Descripció del projecte
The digitization of the industry is undoubtedly a coming revolution that will redefine current production models, improving productivity and industrial efficiency. It will also have an impact on the quality and safety at the workplace, requiring at the same time more qualified labor, ultimately impacting on social welfare. Industrial digitization lays on different pillars: sensorics, communication systems, processing, as well as value generation via specialized data analytics, and finally, actuation and/or decision-making. In this research proposal we focus in those elements that support the development of advanced software services to enable smarter, more efficient and cleaner industrial machinery. The project focuses on industrial cooling systems, as a representative case of industrial equipment and it pursuits through digitization the optimization of their operation, ultimately making their operation totally predictable.
The goal of the research is to deep dive into novel technologies to support efficient digitalization of industrial assets, the transportation and transformation of the generated data into information and finally the knowledge extraction through advanced analytics and machine learning tools to support smarter and automatic decisions taking.
The key areas of research will be the following:
– Research of the state of the art for machinery automation and information digitization, understanding standards, formats and capacity requirements as well as their inter-connection to industrial existing equipment and/or assets.

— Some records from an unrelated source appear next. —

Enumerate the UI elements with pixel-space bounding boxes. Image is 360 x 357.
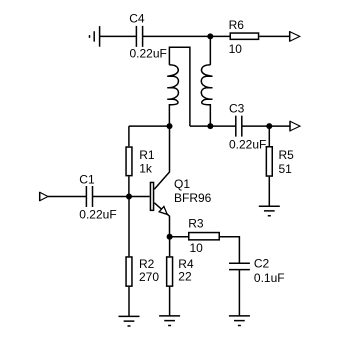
svg-text:C2: C2 [254,257,270,271]
svg-text:10: 10 [190,241,204,255]
svg-text:0.22uF: 0.22uF [130,47,167,61]
svg-text:C1: C1 [79,173,95,187]
svg-text:0.1uF: 0.1uF [254,271,285,285]
svg-text:C4: C4 [129,11,145,25]
svg-text:BFR96: BFR96 [174,191,212,205]
svg-text:51: 51 [279,162,293,176]
svg-text:R2: R2 [139,257,155,271]
svg-text:270: 270 [139,270,159,284]
svg-text:1k: 1k [139,162,153,176]
svg-text:R1: R1 [139,148,155,162]
svg-text:R6: R6 [229,18,245,32]
svg-text:R3: R3 [188,216,204,230]
svg-text:R5: R5 [279,148,295,162]
svg-text:Q1: Q1 [174,177,190,191]
svg-text:22: 22 [178,270,192,284]
svg-text:C3: C3 [229,101,245,115]
svg-text:10: 10 [229,42,243,56]
svg-text:0.22uF: 0.22uF [79,208,116,222]
svg-text:0.22uF: 0.22uF [229,138,266,152]
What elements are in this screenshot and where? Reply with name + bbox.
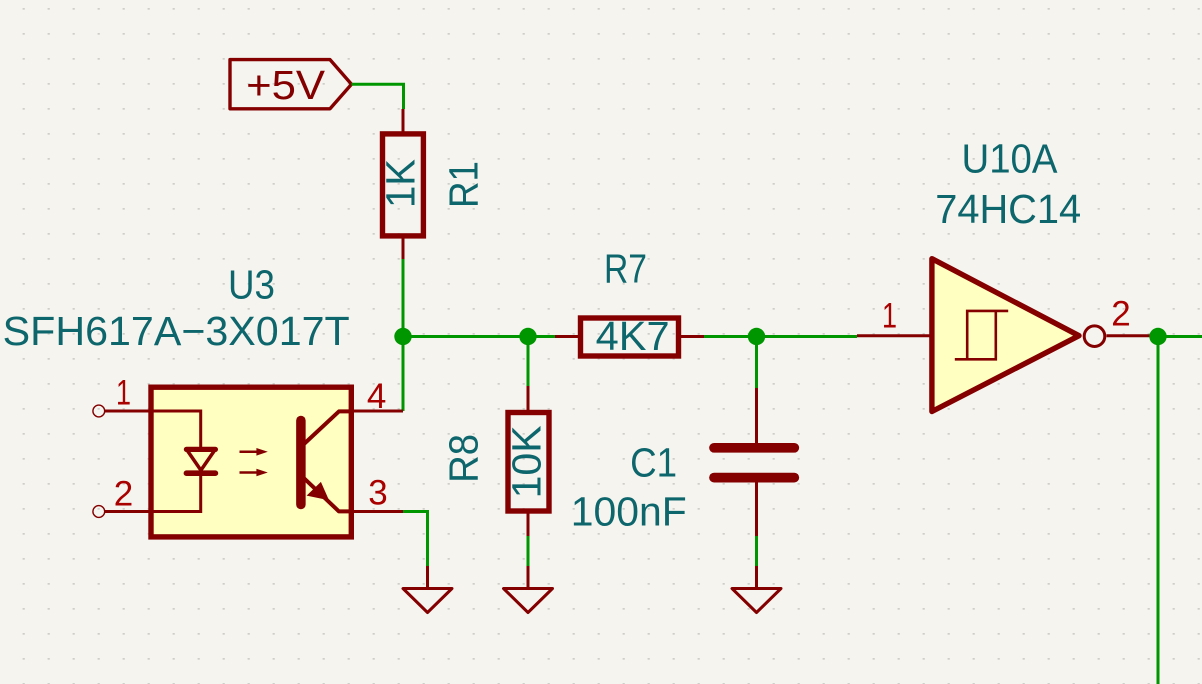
wire R1 to node A and U3 pin 4 — [402, 259, 405, 411]
svg-text:1: 1 — [116, 374, 131, 413]
resistor R1 — [383, 109, 424, 259]
svg-text:4K7: 4K7 — [596, 313, 670, 359]
wire output to right edge — [1157, 335, 1202, 338]
light arrows — [240, 451, 259, 454]
svg-text:U10A: U10A — [962, 136, 1059, 182]
junction node C (output) — [1149, 328, 1166, 345]
U10A pin 1 — [857, 334, 931, 337]
junction node B (C1 tap) — [748, 328, 765, 345]
optocoupler U3 body — [151, 387, 352, 537]
resistor R8 — [508, 386, 549, 536]
junction node A — [394, 328, 411, 345]
svg-text:3: 3 — [368, 474, 387, 513]
svg-text:2: 2 — [114, 475, 133, 514]
power symbol +5V — [230, 60, 352, 109]
U3 pin 2 — [93, 506, 149, 518]
output bubble — [1084, 326, 1105, 347]
inverter U10A — [932, 259, 1105, 412]
resistor R7 — [555, 318, 704, 356]
svg-text:+5V: +5V — [246, 62, 326, 108]
ground symbol at U3 pin 3 — [403, 566, 452, 613]
U10A pin 2 — [1107, 334, 1158, 337]
schmitt hysteresis mark — [955, 311, 1008, 359]
svg-text:4: 4 — [367, 377, 386, 416]
U3 pin 3 — [341, 510, 404, 513]
phototransistor — [296, 421, 306, 505]
led wiring — [151, 411, 201, 448]
wire +5V to R1 — [352, 84, 404, 109]
svg-text:U3: U3 — [228, 262, 275, 308]
svg-text:R1: R1 — [441, 161, 487, 208]
svg-text:C1: C1 — [630, 440, 677, 486]
wire node B to C1 — [755, 337, 758, 390]
U3 pin 1 — [93, 405, 149, 417]
svg-text:100nF: 100nF — [571, 489, 687, 535]
wire R8 to ground — [527, 536, 530, 566]
wire R7 to U10A pin 1 — [704, 335, 857, 338]
wire output down to bottom edge — [1157, 337, 1160, 684]
svg-text:R7: R7 — [604, 246, 647, 292]
ground symbol at C1 — [732, 566, 781, 613]
wire node A to R7 — [403, 335, 555, 338]
svg-text:SFH617A−3X017T: SFH617A−3X017T — [3, 308, 350, 354]
svg-text:74HC14: 74HC14 — [935, 186, 1081, 232]
svg-text:1K: 1K — [377, 159, 423, 208]
wire node A to R8 — [527, 337, 530, 387]
wire C1 to ground — [755, 536, 758, 566]
wire U3 pin 3 to ground — [403, 512, 428, 567]
svg-text:10K: 10K — [504, 425, 550, 498]
svg-text:2: 2 — [1111, 295, 1130, 334]
capacitor C1 — [714, 388, 794, 536]
svg-text:R8: R8 — [440, 434, 486, 483]
ground symbol at R8 — [504, 566, 553, 613]
svg-text:1: 1 — [882, 297, 897, 336]
junction node A2 (R8 tap) — [519, 328, 536, 345]
U3 pin 4 — [341, 410, 404, 413]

– Research of the state of the art for advanced analytical techniques applied to industrial data sets, to support knowledge extraction and derive predictive maintenance applications. Ultimately, supporting automatic decision making.
– Performance and accuracy analysis of the developed techniques, applied to different industrial equipment, considering information from potentially a large dataset containing data from distributed machines.
– Development of advanced industrial asset management techniques and integration to operational workflows to better respond to the outcomes of the predictive services.